I got a great offer the other day in the mail. Tailored to my lifestyle of constant travel, chock-a-block with a stellar value proposition, and a great call to action, it screamed “hey! Over here! Yeah, you! You ought to think about taking us up on this.”
The problem was I should never have received the offer in the first place!
It was a piece of direct mail from American Airlines and American Express extolling the virtue of AA’s Admiral’s Clubs. For those of you not familiar with the world of the road warrior, I first recommend to you “Up in the Air” which does a spot-on take of the Road Warrior’s solitary existence. Needless to say, that each major airline has a club that you pay a good amount of money to belong to (list price for AA’s is $500 USD/year) so you can have a semi-quiet place to cool your heels before your bus ride at 35,000 feet. The offer included a nice, four-color glossy, as well as complimentary one-day pass pre-printed with my name and my AAdvantage number.

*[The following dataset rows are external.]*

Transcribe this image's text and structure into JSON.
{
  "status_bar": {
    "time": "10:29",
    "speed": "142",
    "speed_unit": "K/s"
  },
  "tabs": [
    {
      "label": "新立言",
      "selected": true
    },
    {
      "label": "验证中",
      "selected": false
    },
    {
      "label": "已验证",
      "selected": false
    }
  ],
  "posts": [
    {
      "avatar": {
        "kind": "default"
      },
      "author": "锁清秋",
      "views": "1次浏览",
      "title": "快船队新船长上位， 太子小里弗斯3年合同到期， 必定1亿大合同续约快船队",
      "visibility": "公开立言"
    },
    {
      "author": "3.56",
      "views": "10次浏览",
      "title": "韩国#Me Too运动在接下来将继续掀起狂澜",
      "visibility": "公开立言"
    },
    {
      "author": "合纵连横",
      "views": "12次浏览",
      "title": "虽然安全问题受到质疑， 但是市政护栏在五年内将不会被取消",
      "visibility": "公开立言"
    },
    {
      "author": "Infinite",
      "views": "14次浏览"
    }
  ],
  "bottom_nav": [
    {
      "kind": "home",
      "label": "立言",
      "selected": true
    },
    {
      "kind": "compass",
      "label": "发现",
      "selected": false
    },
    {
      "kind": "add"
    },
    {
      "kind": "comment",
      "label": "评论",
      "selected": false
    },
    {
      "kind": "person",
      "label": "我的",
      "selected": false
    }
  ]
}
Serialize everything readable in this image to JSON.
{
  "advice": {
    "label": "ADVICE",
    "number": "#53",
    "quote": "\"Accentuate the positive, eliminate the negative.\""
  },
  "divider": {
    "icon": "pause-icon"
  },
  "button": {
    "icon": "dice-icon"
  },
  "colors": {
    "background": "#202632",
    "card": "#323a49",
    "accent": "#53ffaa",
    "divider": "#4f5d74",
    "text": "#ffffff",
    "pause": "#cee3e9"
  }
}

The thing is, I’m already a member of the Admiral’s Club, have been since 2000, and will be for the foreseeable future. So it’s not as if my name ended up on the list betwixt between my new membership and them pulling the list to mail to…it’s that there was bad list management, which created a channel conflict that caused heads to be scratched.
When I showed the piece to my wife, she laughed and pointed out that I’d been a club member for as long as we’ve known each other (ten years in May), and other coworkers, who had also been members in good standing for years, also received the offer. This type of clear confusion between channels and partners causes their customers to question exactly what it is the marketers are trying to do. As best as any can figure out, it appears that the offer was triggered by anyone having both an AAdvantage account and an American Express card. Easy enough, I’ve got both, but that last, extra step of getting the negative list (what AAdvantage members are on this list that already have a club membership?) and backing out those names would have caused a little less egg to be on some direct marketer’s face.
This reinforces the need to crisply execute any cross-channel initiative and to make sure that everyone involved is clear on what the objectives are, and how to best accomplish them by causing the least amount of channel conflict.
Oh, and AMEX and AA in case you’re wondering, yes, I’m planning on re-upping, but thanks for the one-day pass anyway!